Capítulo 14 O Jovem Marquês Cego, Mas de Coração Lúcido – Parte 2
Esse grupo de jovens pretendia acampar ali. Os guardas de Xiao Anning, que vinham seguindo de perto, ao verem o pequeno marquês instalar acampamento, também desceram de seus cavalos e começaram a preparar tudo.
Tan Weizhi, pelo canto dos olhos, notou aqueles guardas que seguiam persistentemente, e uma centelha de irritação brilhou em seu olhar. Com todos aqueles homens vigiando seu senhor sem piscar, como ele poderia agir?
Refletindo sobre isso, desviou o olhar e fitou friamente Xiao Anning, que agia como se nada lhe faltasse, sentindo crescer dentro de si uma frustração e raiva ainda maiores. Por mais que se comportasse como qualquer outro, ainda era um cego! Só se apoiava na boa linhagem que tinha. Que pena que a bela vida de sua prima estivesse prestes a ser desperdiçada nas mãos de alguém assim!
Não! Ele não permitiria que isso acontecesse.
Sua prima, tão encantadora, merecia coisa melhor.
Apesar de Xiao Anning agir normalmente, ali ele era o de posição mais elevada, e, tendo problemas de visão, naturalmente ninguém o deixaria montar uma tenda. Logo, as barracas estavam prontas e a lenha para a fogueira empilhada.
— Que tal irmos caçar alguns animais ali adiante? Pequeno marquês, dizem que você consegue localizar tudo apenas pelo som; caçar não deve ser difícil para você. Vamos juntos? Assim, poderíamos caçar um coelho para minha prima; ao retornar à cidade, seria um presente seu, e tenho certeza de que ela ficaria muito feliz — sugeriu Tan Weizhi a Xiao Anning.
— É mesmo, também quero ver o pequeno marquês localizando presas pelo som — concordou um rapaz de rosto arredondado, cheio de expectativa.
— Na minha opinião, se o pequeno marquês for caçar, não é só coelho, até um cervo seria fácil para ele — acrescentou outro jovem apressado em apoiar a ideia.
Tan Weizhi baixou os olhos, disfarçando a hostilidade e o desprezo que sentia. Um bando de bajuladores, pensou. Aqueles que trouxera eram todos amigos próximos; seu pai não passava de um oficial de sexto escalão. Graças à sua tia, que se casara com o chanceler, a posição de sua família subira. Seus amigos ou eram de famílias com cargos ainda mais baixos ou filhos de comerciantes.
Normalmente, não teriam chance de se aproximar de alguém como o pequeno marquês.

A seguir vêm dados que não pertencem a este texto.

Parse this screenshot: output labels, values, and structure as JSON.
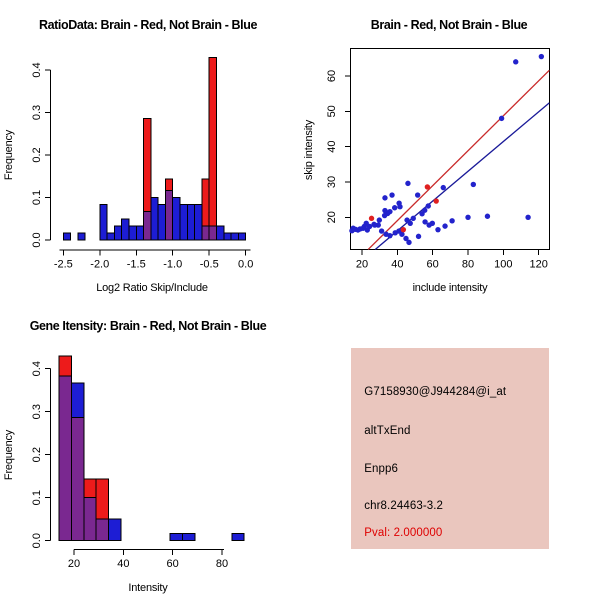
{
  "window_title": "R Graphics Device",
  "colors": {
    "background": "#FFFFFF",
    "hist_red": "#ED1B1B",
    "hist_blue": "#1D1DD4",
    "overlap_purple": "#7A2890",
    "bar_border": "#000000",
    "point_blue": "#2323CC",
    "point_red": "#E02020",
    "line_red": "#C92B2B",
    "line_blue": "#1A1A99",
    "axis_color": "#000000",
    "info_bg": "#EAC6BE",
    "pval_red": "#DE0000",
    "text_color": "#000000"
  },
  "chart_data": [
    {
      "id": "ratio_hist",
      "type": "bar",
      "subtype": "overlaid-histogram",
      "title": "RatioData: Brain - Red, Not Brain - Blue",
      "xlabel": "Log2 Ratio Skip/Include",
      "ylabel": "Frequency",
      "xlim": [
        -2.62,
        0.07
      ],
      "ylim": [
        0,
        0.445
      ],
      "bin_width": 0.1,
      "xticks": [
        {
          "v": -2.5,
          "label": "-2.5"
        },
        {
          "v": -2.0,
          "label": "-2.0"
        },
        {
          "v": -1.5,
          "label": "-1.5"
        },
        {
          "v": -1.0,
          "label": "-1.0"
        },
        {
          "v": -0.5,
          "label": "-0.5"
        },
        {
          "v": 0.0,
          "label": "0.0"
        }
      ],
      "yticks": [
        {
          "v": 0.0,
          "label": "0.0"
        },
        {
          "v": 0.1,
          "label": "0.1"
        },
        {
          "v": 0.2,
          "label": "0.2"
        },
        {
          "v": 0.3,
          "label": "0.3"
        },
        {
          "v": 0.4,
          "label": "0.4"
        }
      ],
      "series": [
        {
          "name": "Not Brain",
          "color": "blue",
          "bins": [
            [
              -2.5,
              0.017
            ],
            [
              -2.3,
              0.017
            ],
            [
              -2.0,
              0.083
            ],
            [
              -1.9,
              0.017
            ],
            [
              -1.8,
              0.033
            ],
            [
              -1.7,
              0.05
            ],
            [
              -1.6,
              0.033
            ],
            [
              -1.5,
              0.033
            ],
            [
              -1.4,
              0.067
            ],
            [
              -1.3,
              0.1
            ],
            [
              -1.2,
              0.083
            ],
            [
              -1.1,
              0.117
            ],
            [
              -1.0,
              0.1
            ],
            [
              -0.9,
              0.083
            ],
            [
              -0.8,
              0.083
            ],
            [
              -0.7,
              0.083
            ],
            [
              -0.6,
              0.033
            ],
            [
              -0.5,
              0.033
            ],
            [
              -0.4,
              0.033
            ],
            [
              -0.3,
              0.017
            ],
            [
              -0.2,
              0.017
            ],
            [
              -0.1,
              0.017
            ]
          ]
        },
        {
          "name": "Brain",
          "color": "red",
          "bins": [
            [
              -1.4,
              0.286
            ],
            [
              -1.1,
              0.143
            ],
            [
              -0.6,
              0.143
            ],
            [
              -0.5,
              0.429
            ]
          ]
        }
      ]
    },
    {
      "id": "scatter",
      "type": "scatter",
      "title": "Brain - Red, Not Brain - Blue",
      "xlabel": "include intensity",
      "ylabel": "skip intensity",
      "xlim": [
        13.5,
        126
      ],
      "ylim": [
        10.9,
        68
      ],
      "xticks": [
        {
          "v": 20,
          "label": "20"
        },
        {
          "v": 40,
          "label": "40"
        },
        {
          "v": 60,
          "label": "60"
        },
        {
          "v": 80,
          "label": "80"
        },
        {
          "v": 100,
          "label": "100"
        },
        {
          "v": 120,
          "label": "120"
        }
      ],
      "yticks": [
        {
          "v": 20,
          "label": "20"
        },
        {
          "v": 30,
          "label": "30"
        },
        {
          "v": 40,
          "label": "40"
        },
        {
          "v": 50,
          "label": "50"
        },
        {
          "v": 60,
          "label": "60"
        }
      ],
      "series": [
        {
          "name": "Not Brain",
          "color": "blue",
          "points": [
            [
              121.5,
              65.5
            ],
            [
              107,
              64
            ],
            [
              99,
              48
            ],
            [
              83,
              29.3
            ],
            [
              66,
              28.4
            ],
            [
              46,
              29.6
            ],
            [
              51.5,
              26.3
            ],
            [
              37,
              26.3
            ],
            [
              33,
              25.5
            ],
            [
              57.5,
              23.2
            ],
            [
              55.5,
              22
            ],
            [
              54,
              21
            ],
            [
              41,
              24
            ],
            [
              41.5,
              23
            ],
            [
              38.5,
              22.7
            ],
            [
              35.8,
              21.6
            ],
            [
              34.5,
              21.1
            ],
            [
              33,
              21.9
            ],
            [
              32.8,
              20.5
            ],
            [
              80,
              20
            ],
            [
              91,
              20.3
            ],
            [
              114,
              20
            ],
            [
              71,
              19
            ],
            [
              67,
              17.5
            ],
            [
              63,
              16.5
            ],
            [
              52,
              14.6
            ],
            [
              58,
              17.8
            ],
            [
              55.7,
              18.7
            ],
            [
              59.8,
              18.3
            ],
            [
              45.5,
              19.2
            ],
            [
              47.3,
              18.3
            ],
            [
              49,
              19.7
            ],
            [
              44.9,
              14
            ],
            [
              46.6,
              12.9
            ],
            [
              42.6,
              15.2
            ],
            [
              40.9,
              16.1
            ],
            [
              38.8,
              15.6
            ],
            [
              35.8,
              14.8
            ],
            [
              33.6,
              15.2
            ],
            [
              31.1,
              16.1
            ],
            [
              29.8,
              19.2
            ],
            [
              29.2,
              17.8
            ],
            [
              26.8,
              18
            ],
            [
              27.2,
              17.8
            ],
            [
              24.3,
              17.4
            ],
            [
              23,
              16.4
            ],
            [
              22.4,
              18.3
            ],
            [
              21.3,
              17.4
            ],
            [
              20.6,
              16.9
            ],
            [
              18.9,
              16.7
            ],
            [
              17.7,
              16.4
            ],
            [
              15,
              16.9
            ],
            [
              14.3,
              16.2
            ],
            [
              16.3,
              16.6
            ]
          ]
        },
        {
          "name": "Brain",
          "color": "red",
          "points": [
            [
              25.4,
              19.7
            ],
            [
              43.4,
              16.5
            ],
            [
              57,
              28.6
            ],
            [
              62,
              24.6
            ]
          ]
        }
      ],
      "lines": [
        {
          "name": "brain-fit-line",
          "color": "red",
          "x1": 23.5,
          "y1": 10.9,
          "x2": 126,
          "y2": 61.6
        },
        {
          "name": "not-brain-fit-line",
          "color": "blue",
          "x1": 27.5,
          "y1": 10.9,
          "x2": 126,
          "y2": 52.4
        }
      ]
    },
    {
      "id": "gene_hist",
      "type": "bar",
      "subtype": "overlaid-histogram",
      "title": "Gene Itensity: Brain - Red, Not Brain - Blue",
      "xlabel": "Intensity",
      "ylabel": "Frequency",
      "xlim": [
        13,
        91
      ],
      "ylim": [
        0,
        0.445
      ],
      "bin_width": 5,
      "xticks": [
        {
          "v": 20,
          "label": "20"
        },
        {
          "v": 40,
          "label": "40"
        },
        {
          "v": 60,
          "label": "60"
        },
        {
          "v": 80,
          "label": "80"
        }
      ],
      "yticks": [
        {
          "v": 0.0,
          "label": "0.0"
        },
        {
          "v": 0.1,
          "label": "0.1"
        },
        {
          "v": 0.2,
          "label": "0.2"
        },
        {
          "v": 0.3,
          "label": "0.3"
        },
        {
          "v": 0.4,
          "label": "0.4"
        }
      ],
      "series": [
        {
          "name": "Not Brain",
          "color": "blue",
          "bins": [
            [
              14,
              0.383
            ],
            [
              19,
              0.367
            ],
            [
              24,
              0.1
            ],
            [
              29,
              0.05
            ],
            [
              34,
              0.05
            ],
            [
              59,
              0.017
            ],
            [
              64,
              0.017
            ],
            [
              84,
              0.017
            ]
          ]
        },
        {
          "name": "Brain",
          "color": "red",
          "bins": [
            [
              14,
              0.429
            ],
            [
              19,
              0.286
            ],
            [
              24,
              0.143
            ],
            [
              29,
              0.143
            ]
          ]
        }
      ]
    }
  ],
  "info_panel": {
    "probe_id": "G7158930@J944284@i_at",
    "event": "altTxEnd",
    "gene": "Enpp6",
    "location": "chr8.24463-3.2",
    "pval": "Pval: 2.000000"
  }
}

Hoje, podendo compartilhar esse passeio, não mediam esforços para bajular, esperando uma oportunidade de se destacar e conquistar a simpatia do marquês.
Xiao Anning sorriu levemente, acenou com a cabeça e respondeu com gentileza:
— Então vamos caçar uns pequenos animais para assar; será algo especial.
Com essas palavras, todos se animaram, pegaram arcos e flechas e seguiram em direção ao bosque próximo. Os guardas, não muito longe, também se prepararam para acompanhá-los.
No entanto, Tan Weizhi parou e, franzindo a testa, disse a Xiao Anning:
— Pequeno marquês, somos vários caçando juntos, não há necessidade de levar os guardas. Não vamos longe, e todos queremos ver sua habilidade. Se eles vierem, o grupo ficará grande demais e vai espantar toda a caça.
Os guardas ouviram isso; embora não demonstrassem nada, pensaram entre si que Tan Weizhi realmente se achava importante. Apenas porque o pequeno marquês era bondoso, não se incomodava com ele. Aqueles guardas, além de treinados, eram exímios combatentes. Espantar a caça era coisa que só esses jovens mimados fariam.
Xiao Anning fez um gesto com a mão:
— Se é assim, aguardem aqui. Não iremos longe.
Os guardas responderam respeitosamente e recuaram.
Xiao Anning seguiu com o grupo para dentro da floresta. Naquela borda da mata, de fato, não havia feras, apenas pequenos animais, então os guardas logo se tranquilizaram.